Bonding Character as a Descriptor for Huang-Rhys Factors in Optically Active Defects

TL;DR

The paper tackles the challenge of predicting Huang–Rhys factors $S$ by introducing a ground-state bonding-character descriptor based on Crystal Orbital Hamilton Population (COHP) to estimate excited-state forces, enabling efficient HR-factor estimation without full excited-state relaxations. Paired with a Ground-Excited Reflective Deformation (GERD) technique, the approach bypasses both explicit excited-state relaxations and full phonon calculations, yielding accurate HR factors from ground-state data. Validation on prototypical defects in monolayer hBN and bulk diamond NV$^{-1}$ demonstrates HR factors spanning $0$ to $20$ and strong agreement with reference calculations, highlighting potential for high-throughput defect screening and rational design of defects as spin qubits and single-photon emitters.

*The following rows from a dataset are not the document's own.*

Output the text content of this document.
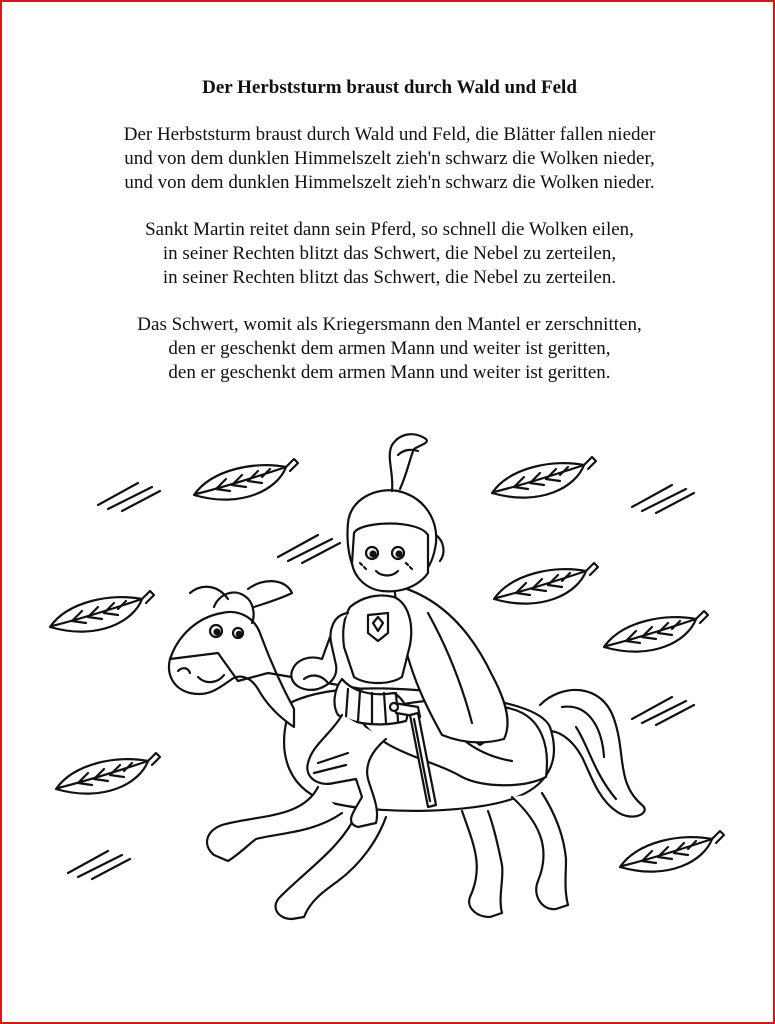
Der Herbststurm braust durch Wald und Feld
Der Herbststurm braust durch Wald und Feld, die Blätter fallen nieder
und von dem dunklen Himmelszelt zieh'n schwarz die Wolken nieder,
und von dem dunklen Himmelszelt zieh'n schwarz die Wolken nieder.
Sankt Martin reitet dann sein Pferd, so schnell die Wolken eilen,
in seiner Rechten blitzt das Schwert, die Nebel zu zerteilen,
in seiner Rechten blitzt das Schwert, die Nebel zu zerteilen.
Das Schwert, womit als Kriegersmann den Mantel er zerschnitten,
den er geschenkt dem armen Mann und weiter ist geritten,
den er geschenkt dem armen Mann und weiter ist geritten.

The work thus provides a computationally efficient pathway to screen and tailor defect properties via local bonding characteristics, accelerating discovery of optically active defects with targeted electron-phonon coupling.

Abstract

The electron phonon coupling of a defect characterized by its Huang Rhys (HR) factor is a crucial metric determining its excited-state dynamics, relevant to defect applications as qubits and quantum emitters. However, HR factors remain challenging to calculate from first principles, complicated by convergence issues in excited-state relaxation and time consuming phonon calculations. Even when calculated, HR factors lack a rational design principle. Here we show that an orbital-based descriptor can be used to rationalize and efficiently estimate HR factors. Combining this descriptor with a ground state deformation technique allows circumventing both excited state relaxation and full phonon calculations. Specifically, our descriptor for HR factors is constructed using bonding character differences obtained from ground state density functional theory, measured using crystal orbital Hamilton populations. We demonstrate this descriptor for prototypical hBN defects and the diamond NV center. This orbital-based descriptor can be potentially used in high throughput computational screening to identify ideal candidates of spin qubits and SPEs.

Figures (8)

• Figure 1: (a) HR factors can be associated with the change of bonding character between the initial and final states in a given transition. (b) The wavefunctions and the electronic structure of two possible transitions in the V$_\text{B}$O$_\text{N}$$^{-1}$ defect in monolayer h-BN, showing that a smaller HR factor corresponds to a transition involving two states with similar bonding character, both antibonding.
• Figure 2: For the lowest-energy transition in the V$_\text{B}$O$_\text{N}$$^{-1}$ defect, we compare magnitudes of $\vec{F}^{\text{COHP}}$ versus actual $\Delta$SCF forces $\vec{F}^{\text{e}}$. (Top left inset) Full vector plot of $\vec{F}^{\text{COHP}}$
• Figure 3: (a) Total HR factor obtained from full-phonon calculations using real forces compared to ones obtained from COHP-estimated forces . (b) Comparing partial HR factors for the same set of defects and optical transitions.
• Figure 4: (a) Excited-state displacements $\Delta{R}$ obtained via the GERD method and (b) from direct excited-state relaxation with $\Delta$SCF. (c) A schematic of the ground and excited states forces
• Figure 5: Total HR factors obtained from full-phonon calculations using real excited-state forces are used as references (along vertical axis shared across both panels), and compared against HR factors obtained using the GERD method based on (a) real excited-state forces from $\Delta$SCF and (b) COHP-estimated forces. Panel (a) demonstrates the performance of GERD alone; Panel (b) demonstrates the performance of the COHP descriptor combined with GERD.